Con el calor, muchos conductores se preguntan si sus neumáticos pueden verse comprometidos en plena carretera. No es una duda menor: el neumático es el único punto de contacto entre el coche y el asfalto, y su estado determina en gran parte la seguridad al volante. Pero, ¿realmente puede llegar a explotar un neumático solo por efecto de las altas temperaturas?
El efecto del calor en los neumáticos
El aire que infla un neumático está compuesto principalmente por oxígeno y nitrógeno. Como cualquier gas, cuando sube la temperatura, aumenta su presión. Esto significa que, en verano, un neumático que ya estaba inflado correctamente puede alcanzar valores de presión más altos tras rodar varios kilómetros con el asfalto caliente.
Esto no supone un problema si el neumático está en buen estado y bien inflado, pero puede ser peligroso cuando existen daños previos o una presión incorrecta.

¿Qué dice la física sobre el reventón?
No se trata de que el neumático “explote” por el calor como lo haría un globo bajo el sol.

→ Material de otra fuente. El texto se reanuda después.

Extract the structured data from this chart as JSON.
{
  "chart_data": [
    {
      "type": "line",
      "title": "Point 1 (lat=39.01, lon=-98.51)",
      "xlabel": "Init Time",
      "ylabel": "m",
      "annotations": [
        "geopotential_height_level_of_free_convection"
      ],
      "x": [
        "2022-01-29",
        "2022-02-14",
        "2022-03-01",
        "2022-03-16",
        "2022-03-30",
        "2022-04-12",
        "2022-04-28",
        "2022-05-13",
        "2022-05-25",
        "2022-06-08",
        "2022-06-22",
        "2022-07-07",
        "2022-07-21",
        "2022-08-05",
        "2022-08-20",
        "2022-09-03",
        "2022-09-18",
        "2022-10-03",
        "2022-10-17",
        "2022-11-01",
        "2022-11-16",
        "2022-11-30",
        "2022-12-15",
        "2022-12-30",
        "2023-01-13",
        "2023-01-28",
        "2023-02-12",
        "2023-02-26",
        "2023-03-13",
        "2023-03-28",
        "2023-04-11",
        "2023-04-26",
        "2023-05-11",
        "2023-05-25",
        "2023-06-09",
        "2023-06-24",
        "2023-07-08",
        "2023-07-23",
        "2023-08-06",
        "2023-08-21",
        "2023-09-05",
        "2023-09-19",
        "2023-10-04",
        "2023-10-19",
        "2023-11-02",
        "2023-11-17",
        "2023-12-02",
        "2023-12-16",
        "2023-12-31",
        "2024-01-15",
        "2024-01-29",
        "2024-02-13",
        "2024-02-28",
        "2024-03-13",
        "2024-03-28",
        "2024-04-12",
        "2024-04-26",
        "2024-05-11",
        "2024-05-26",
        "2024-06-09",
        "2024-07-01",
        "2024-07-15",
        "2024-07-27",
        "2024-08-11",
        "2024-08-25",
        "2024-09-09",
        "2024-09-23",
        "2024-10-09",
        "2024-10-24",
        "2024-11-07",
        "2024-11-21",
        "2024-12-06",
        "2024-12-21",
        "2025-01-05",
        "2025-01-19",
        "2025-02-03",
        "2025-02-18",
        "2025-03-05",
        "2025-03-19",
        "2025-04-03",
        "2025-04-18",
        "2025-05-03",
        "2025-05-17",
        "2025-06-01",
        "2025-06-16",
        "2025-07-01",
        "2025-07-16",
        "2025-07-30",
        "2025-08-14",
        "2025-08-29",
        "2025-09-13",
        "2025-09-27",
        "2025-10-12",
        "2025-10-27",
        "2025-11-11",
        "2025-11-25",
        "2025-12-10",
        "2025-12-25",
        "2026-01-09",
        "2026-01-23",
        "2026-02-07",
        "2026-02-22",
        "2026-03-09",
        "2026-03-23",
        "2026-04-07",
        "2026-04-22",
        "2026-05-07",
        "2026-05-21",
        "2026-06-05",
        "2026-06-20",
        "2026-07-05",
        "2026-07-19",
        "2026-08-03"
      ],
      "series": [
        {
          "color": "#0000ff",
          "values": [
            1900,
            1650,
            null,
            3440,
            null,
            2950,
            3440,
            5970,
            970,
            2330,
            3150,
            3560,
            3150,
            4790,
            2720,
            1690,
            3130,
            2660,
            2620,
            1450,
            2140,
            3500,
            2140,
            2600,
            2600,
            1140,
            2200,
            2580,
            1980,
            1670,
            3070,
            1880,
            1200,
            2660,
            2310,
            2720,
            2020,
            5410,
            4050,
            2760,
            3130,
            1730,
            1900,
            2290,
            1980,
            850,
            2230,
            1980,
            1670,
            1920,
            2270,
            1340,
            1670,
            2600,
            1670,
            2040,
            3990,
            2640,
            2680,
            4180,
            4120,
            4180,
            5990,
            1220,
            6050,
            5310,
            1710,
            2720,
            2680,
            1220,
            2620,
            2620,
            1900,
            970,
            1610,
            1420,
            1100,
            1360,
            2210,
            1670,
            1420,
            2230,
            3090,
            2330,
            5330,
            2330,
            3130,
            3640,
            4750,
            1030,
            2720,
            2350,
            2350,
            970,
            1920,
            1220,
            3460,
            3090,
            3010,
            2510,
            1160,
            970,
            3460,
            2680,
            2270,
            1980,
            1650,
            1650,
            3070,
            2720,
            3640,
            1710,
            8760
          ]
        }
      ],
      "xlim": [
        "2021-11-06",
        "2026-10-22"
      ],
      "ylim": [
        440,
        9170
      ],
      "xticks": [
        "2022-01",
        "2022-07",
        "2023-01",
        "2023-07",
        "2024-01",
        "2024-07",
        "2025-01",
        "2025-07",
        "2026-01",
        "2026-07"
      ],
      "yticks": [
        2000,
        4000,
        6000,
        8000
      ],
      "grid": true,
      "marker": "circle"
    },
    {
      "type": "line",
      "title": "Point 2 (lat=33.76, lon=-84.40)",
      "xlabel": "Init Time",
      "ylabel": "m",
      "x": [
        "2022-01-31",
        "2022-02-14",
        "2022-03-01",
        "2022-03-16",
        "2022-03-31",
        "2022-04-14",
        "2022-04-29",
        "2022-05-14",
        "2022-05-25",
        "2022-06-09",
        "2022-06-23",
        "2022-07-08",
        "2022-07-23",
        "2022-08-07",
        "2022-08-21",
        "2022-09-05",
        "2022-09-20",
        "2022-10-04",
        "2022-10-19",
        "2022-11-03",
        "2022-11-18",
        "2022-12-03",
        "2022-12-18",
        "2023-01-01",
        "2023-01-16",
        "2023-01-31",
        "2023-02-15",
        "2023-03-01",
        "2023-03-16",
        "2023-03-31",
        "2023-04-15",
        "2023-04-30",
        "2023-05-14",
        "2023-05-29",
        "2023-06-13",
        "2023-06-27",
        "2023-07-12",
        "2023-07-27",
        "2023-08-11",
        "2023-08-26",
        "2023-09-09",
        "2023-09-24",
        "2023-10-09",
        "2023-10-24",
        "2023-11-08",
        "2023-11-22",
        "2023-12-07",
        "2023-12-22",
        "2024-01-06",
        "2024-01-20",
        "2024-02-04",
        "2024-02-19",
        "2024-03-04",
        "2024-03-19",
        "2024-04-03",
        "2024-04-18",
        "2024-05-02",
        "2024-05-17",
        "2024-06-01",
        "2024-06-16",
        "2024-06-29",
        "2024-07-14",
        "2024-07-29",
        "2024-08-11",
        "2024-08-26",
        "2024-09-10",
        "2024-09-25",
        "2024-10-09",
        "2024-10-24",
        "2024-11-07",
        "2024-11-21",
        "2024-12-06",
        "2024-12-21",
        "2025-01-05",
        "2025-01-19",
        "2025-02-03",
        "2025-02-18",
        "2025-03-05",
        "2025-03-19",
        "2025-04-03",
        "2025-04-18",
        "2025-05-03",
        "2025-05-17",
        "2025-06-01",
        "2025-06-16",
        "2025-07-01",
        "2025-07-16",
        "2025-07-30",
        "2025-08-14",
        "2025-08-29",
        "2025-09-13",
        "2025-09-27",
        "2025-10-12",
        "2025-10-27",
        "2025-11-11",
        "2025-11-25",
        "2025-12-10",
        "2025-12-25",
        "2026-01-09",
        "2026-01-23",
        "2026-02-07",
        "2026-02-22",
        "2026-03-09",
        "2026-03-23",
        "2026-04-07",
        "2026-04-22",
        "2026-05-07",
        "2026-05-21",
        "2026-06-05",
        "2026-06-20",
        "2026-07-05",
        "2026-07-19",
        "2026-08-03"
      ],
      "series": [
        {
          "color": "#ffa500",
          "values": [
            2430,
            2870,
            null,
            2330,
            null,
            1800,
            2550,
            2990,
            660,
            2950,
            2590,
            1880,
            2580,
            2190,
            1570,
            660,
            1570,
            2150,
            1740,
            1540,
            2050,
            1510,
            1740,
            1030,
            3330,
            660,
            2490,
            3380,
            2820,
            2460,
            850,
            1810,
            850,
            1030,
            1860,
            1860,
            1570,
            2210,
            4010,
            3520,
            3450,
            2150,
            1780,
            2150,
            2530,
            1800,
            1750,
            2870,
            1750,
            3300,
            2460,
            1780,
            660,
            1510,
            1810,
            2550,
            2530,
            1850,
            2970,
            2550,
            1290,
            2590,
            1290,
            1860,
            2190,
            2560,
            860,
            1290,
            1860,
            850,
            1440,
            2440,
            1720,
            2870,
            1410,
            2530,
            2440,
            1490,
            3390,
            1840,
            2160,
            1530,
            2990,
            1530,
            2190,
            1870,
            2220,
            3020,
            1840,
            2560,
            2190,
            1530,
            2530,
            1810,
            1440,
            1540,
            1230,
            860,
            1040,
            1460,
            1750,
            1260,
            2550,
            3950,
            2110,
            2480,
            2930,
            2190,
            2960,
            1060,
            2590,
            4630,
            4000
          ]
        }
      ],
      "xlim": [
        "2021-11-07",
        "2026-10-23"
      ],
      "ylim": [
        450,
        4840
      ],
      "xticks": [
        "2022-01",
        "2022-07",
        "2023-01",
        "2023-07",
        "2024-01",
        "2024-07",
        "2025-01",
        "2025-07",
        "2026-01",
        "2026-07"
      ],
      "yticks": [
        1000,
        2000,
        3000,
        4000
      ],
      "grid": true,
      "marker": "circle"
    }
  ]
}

Lo que ocurre es que la combinación de una presión interna elevada y un desgaste o daño previo debilita su estructura hasta que no puede resistir más. El resultado puede ser una pérdida súbita de aire o, en los casos más extremos, un reventón.
Este riesgo se multiplica si el vehículo circula a altas velocidades, ya que la fricción con el asfalto eleva todavía más la temperatura del caucho. En viajes largos de verano, sobre todo en autopistas, es habitual que los neumáticos alcancen temperaturas de hasta 60 ºC.
Subinflado: el verdadero enemigo
Un error común es pensar que rellenar con menos aire al calentar el neumático evita problemas. Pero ocurre todo lo contrario: al rodar con poca presión, la flexión excesiva del flanco genera calor y fatiga estructural, debilitándolo hasta que puede producirse una burbuja, deformación o incluso un reventón lateral.
De hecho, expertos en seguridad vial recuerdan que es más seguro llevar una ligera sobrepresión que circular con presión baja.

Cómo reducir el riesgo en verano
Aunque el calor es un factor de riesgo, la buena noticia es que la mayoría de reventones se pueden evitar con un mantenimiento correcto. Los expertos en neumáticos recomiendan:
- Revisar la presión cada dos o tres semanas. Siempre en frío, antes de iniciar la marcha.
- No sobrecargar el vehículo. El exceso de peso aumenta la presión y la temperatura.
- Vigilar el desgaste. La profundidad mínima legal es de 1,6 mm, pero lo recomendable es cambiar los neumáticos a partir de 3 mm.
- Comprobar posibles daños. Bordillazos, cortes o deformaciones pueden convertirse en un punto débil cuando sube la presión.
- Hacer paradas en viajes largos. Descansar cada dos horas no solo es bueno para el conductor, también ayuda a que los neumáticos se enfríen.